In subparagraaf 2.2.2 wordt nader op de landschappelijke inpassing van het plangebied ingegaan.

2.2.2 Landschappelijke inpassing

Om het voornemen mogelijk te maken wordt het plangebied landschappelijk ingepast. Hierbij ligt de focus op het behoud en herstel van het karakteristiek erf in het landschap. Buro Collou heeft dan ook een landschappelijk inpassingsplan opgesteld welke is toegevoegd als Bijlage 1 bij deze toelichting.

Belangrijke groenstructuren rond het erf zijn de beplanting langs de weg, De laanbeplanting langs de oude weg en een bosje aan de noordzijde. Ook ligt er een steilrand met daarop een ruigte met braam en andere begroeiing waardoor er een ecologisch waardevolle habitat is ontstaan voor vogels, insecten en kleine zoogdieren. Aan de zuidzijde van het erf ligt tussen twee kampen een sloot waarlangs gedeeltelijk elzen en andere struiken staan. Hieronder worden de uitgangspunten van de landschappelijke inpassing aan de Haartweg 1 weergegeven:

  • Langs de noord-oost zijde van het perceel wordt een struweelsingel aangeplant als verbinding tussen het bosje aan de noordzijde en de beplanting langs de voormalige historische weg.
  • Langs de sloot aan de zuidzijde van het landbouwperceel aanplant van struweel waardoor hier een doorlopende singel ontstaat.
  • Een boomgaard of moestuin voor gemeenschappelijk gebruik bestaande uit 11 hoogstam fruitbomen of een gemeenschappelijke moestuin.
  • Het landbouwperceel wordt ingezet als graanperceel i.p.v. mais.
  • Een tweetal solitaire erfbomen voor de boerderij.
  • Bestaande inritten kunnen worden gebruikt als in- en uitrit, waarbij de bestaande inrit bij de zuidelijk schuur ook gehandhaafd blijft.
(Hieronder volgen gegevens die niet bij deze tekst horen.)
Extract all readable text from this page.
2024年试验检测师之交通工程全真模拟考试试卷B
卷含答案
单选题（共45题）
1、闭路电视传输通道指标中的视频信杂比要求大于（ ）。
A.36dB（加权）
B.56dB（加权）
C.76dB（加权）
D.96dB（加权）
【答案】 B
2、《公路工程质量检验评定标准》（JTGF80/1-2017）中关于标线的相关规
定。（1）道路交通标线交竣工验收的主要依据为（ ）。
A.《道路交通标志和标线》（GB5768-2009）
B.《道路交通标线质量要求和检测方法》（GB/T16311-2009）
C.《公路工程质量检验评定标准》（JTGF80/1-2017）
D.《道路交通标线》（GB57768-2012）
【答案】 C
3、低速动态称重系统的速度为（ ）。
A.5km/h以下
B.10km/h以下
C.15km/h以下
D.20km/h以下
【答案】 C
Hier kunnen eventueel drie parkeerplekken worden gerealiseerd horend bij de zuidelijke wooneenheid en berging.
  • De noordelijke berging is een kapschuur die momenteel erg hoog is. Door deze te vervangen voor een meer passende kapschuur waarin een vijftal parkeerplaatsen gerealiseerd kunnen worden. Kan er duidelijk aan kwaliteit worden gewonnen. Daarnaast zou er nog ruimte zijn voor eventueel drie parkeerplaatsen op het erf.
  • De appartementen beschikken over een klein deel privégrond. Deze ‘tuintjes’ worden afgeschermd door hagen met een maximale hoogte van één meter aan de Haartweg zijde en max. 1.20 meter hoog aan de voorerf zijde. Alle hagen hebben dezelfde samenstelling. Hier worden geen schuttingen of niet natuurlijke materialen gebruikt.
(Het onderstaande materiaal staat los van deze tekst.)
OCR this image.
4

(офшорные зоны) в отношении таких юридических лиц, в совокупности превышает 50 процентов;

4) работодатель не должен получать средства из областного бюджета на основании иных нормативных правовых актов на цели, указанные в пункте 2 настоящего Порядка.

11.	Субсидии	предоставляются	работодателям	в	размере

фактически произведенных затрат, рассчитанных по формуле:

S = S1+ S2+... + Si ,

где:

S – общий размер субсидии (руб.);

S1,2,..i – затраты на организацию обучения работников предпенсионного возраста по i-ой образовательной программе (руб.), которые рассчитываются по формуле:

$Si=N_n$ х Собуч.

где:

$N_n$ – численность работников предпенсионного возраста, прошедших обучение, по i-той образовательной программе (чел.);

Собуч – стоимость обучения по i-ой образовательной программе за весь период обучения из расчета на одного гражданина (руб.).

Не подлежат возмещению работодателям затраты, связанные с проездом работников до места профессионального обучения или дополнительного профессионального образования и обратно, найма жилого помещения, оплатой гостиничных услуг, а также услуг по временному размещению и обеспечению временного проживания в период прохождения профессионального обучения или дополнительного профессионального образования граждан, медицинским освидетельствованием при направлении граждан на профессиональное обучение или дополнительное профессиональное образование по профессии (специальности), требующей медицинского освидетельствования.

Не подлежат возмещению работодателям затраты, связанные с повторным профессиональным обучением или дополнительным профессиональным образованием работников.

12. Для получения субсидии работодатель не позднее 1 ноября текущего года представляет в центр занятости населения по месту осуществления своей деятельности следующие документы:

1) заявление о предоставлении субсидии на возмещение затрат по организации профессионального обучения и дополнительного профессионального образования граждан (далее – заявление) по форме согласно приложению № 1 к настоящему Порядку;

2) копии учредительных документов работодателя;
In afbeelding 2.3 is een uitsnede van het erfinrichtingsplan weergegeven. Voor de volledige uitwerking van de landschappelijke inpassing wordt verwezen naar Bijlage 1 bij deze toelichting.
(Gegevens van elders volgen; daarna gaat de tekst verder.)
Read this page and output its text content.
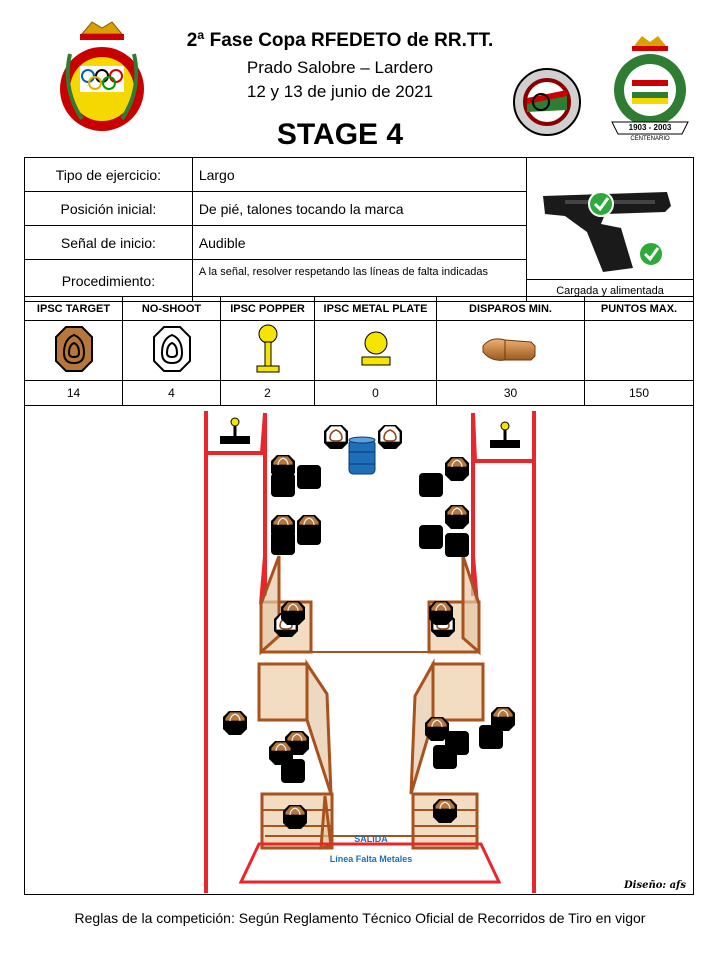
1903 - 2003
CENTENARIO
2ª Fase Copa RFEDETO de RR.TT.
Prado Salobre – Lardero
12 y 13 de junio de 2021
STAGE 4
Tipo de ejercicio:	Largo	Cargada y alimentada

Posición inicial:	De pié, talones tocando la marca	
Señal de inicio:	Audible	
Procedimiento:	A la señal, resolver respetando las líneas de falta indicadas	
IPSC TARGET	NO-SHOOT	IPSC POPPER	IPSC METAL PLATE	DISPAROS MIN.	PUNTOS MAX.

14	4	2	0	30	150
SALIDA
Línea Falta Metales
Diseño: afs
Reglas de la competición: Según Reglamento Técnico Oficial de Recorridos de Tiro en vigor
afbeelding "i_NL.IMRO.0294.BP0922BGHAARTWEG1-OW01_0005.png" Afbeelding 2.3 Uitsnede erfinrichtingsplan (Bron: Buro Collou)

Hoofdstuk 3 Beleidskader

3.1 Rijksbeleid

3.1.1 Nationale Omgevingsvisie (NOVI)
3.1.2 Algemeen

Nederland staat voor grote uitdagingen die van invloed zijn op onze fysieke leefomgeving. Complexe opgaven zoals verstedelijking, verduurzaming en klimaatadaptatie zijn nauw met elkaar verweven. Dat vraagt een nieuwe, integrale manier van werken waarmee keuzes voor onze leefomgeving sneller en beter gemaakt kunnen worden. De Nationale Omgevingsvisie (NOVI) zorgt voor een gezamenlijke aanpak die leidt tot een duurzaam perspectief voor onze leefomgeving. Dit is nodig om onze doelen te halen en is een zaak van overheid en samenleving.

3.1.3 Vier prioriteiten

Aan de hand van een toekomstperspectief op 2050 brengt de NOVI de langetermijnvisie in beeld. Op nationale belangen wil het Rijk sturen en richting geven. Dit komt samen in vier prioriteiten.

1. Ruimte voor klimaatadaptatie en energietransitie
Nederland moet zich aanpassen aan de gevolgen van klimaatverandering. In 2050 is Nederland klimaatbestendig en waterrobuust. Dit vraagt om maatregelen in de leefomgeving, waarmee tegelijkertijd de leefomgevingskwaliteit verbeterd kan worden en kansen voor natuur geboden kunnen worden. In 2050 heeft Nederland daarnaast een duurzame energievoorziening. Dit vraagt echter om ruimte. Door deze ruimte zoveel mogelijk te clusteren, wordt versnippering van het landschap voorkomen en wordt de ruimte zo efficiënt mogelijk benut. Het Rijk zet zich in door het maken van ruimtelijke reserveringen voor het hoofdenergiesysteem op nationale schaal.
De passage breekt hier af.